« Tandis que les utilisateurs français s’inquiètent légitimement de la protection de leur vie privée, il apparaît un réel décalage entre cette inquiétude et les méthodes utilisées pour se protéger, indique Vince Steckler, Président Directeur Général d’Avast. Les utilisateurs disposent d’une multitude d’appareils à sécuriser et de mots de passe à se remémorer, ce qui peut devenir pénible et compliqué. Lorsque les utilisateurs se sentent contraints, ils ont tendance à utiliser par défaut les pratiques qui mettent leur vie privée en danger. »
Avast a également découvert que la longueur moyenne d’un mot de passe est de huit caractères et que 95 % d’entre eux contiennent uniquement des lettres et des chiffres et seulement 4,7 % incluent des caractères spéciaux. Malheureusement, les sites web rendent trop simple la procédure de création de mots de passe, augmentant la possibilité d’utiliser un mot de passe faiblement sécurisé. Parmi les 20 sites français les plus visités, 16 ne requièrent pas de mot de passe nécessitant une combinaison de lettres majuscule/minuscule, de chiffres ou de caractères spéciaux. Dix acceptent les mots de passe avec seulement six caractères, et deux avec moins de six caractères. Les experts en sécurité recommandent d’utiliser des mots de passe avec pas moins de 16 caractères et un mélange de lettres et de chiffres. Pour plus d’un tiers des personnes interrogées (36,5 %), le fait qu’un mot de passe au niveau de sécurité élevé soit “trop difficile à retenir” est considéré comme l’une des raisons principales pour de pas l’utiliser.

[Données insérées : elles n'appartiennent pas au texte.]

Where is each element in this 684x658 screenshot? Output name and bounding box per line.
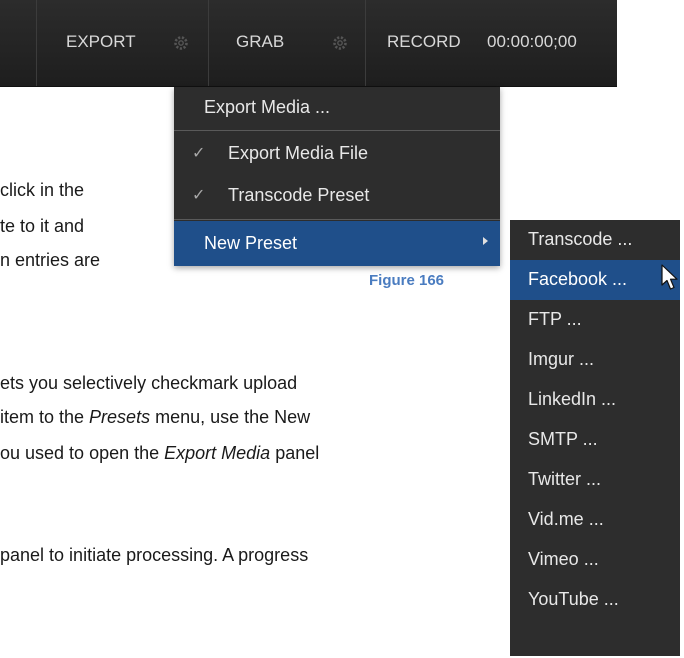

Selon les recherches Avast, 1/5 des répondants admettent qu’ils n’utilisent ni mot de passe, ni code PIN pour protéger leurs écrans de smartphones des regards indiscrets. 62,7 % affirment qu’ils ne changent jamais ou très rarement leurs mots de passe de connexion pour accéder aux sites web, même après avoir été avertis qu’un site a été la cible d’une faille.
« Nous rendons les choses trop faciles en ce qui concerne le vol d’information personnelle – que ce soit par paresse ou parce que les sites ne nous y contraignent pas plus, poursuit Vince Steckler. Pour protéger notre vie privée, nous devons modifier notre comportement et cela implique l’utilisation de meilleures méthodes de gestion de mots de passe. »
*Enquête réalisée auprès de 5,666 utilisateurs en France, octobre 2015.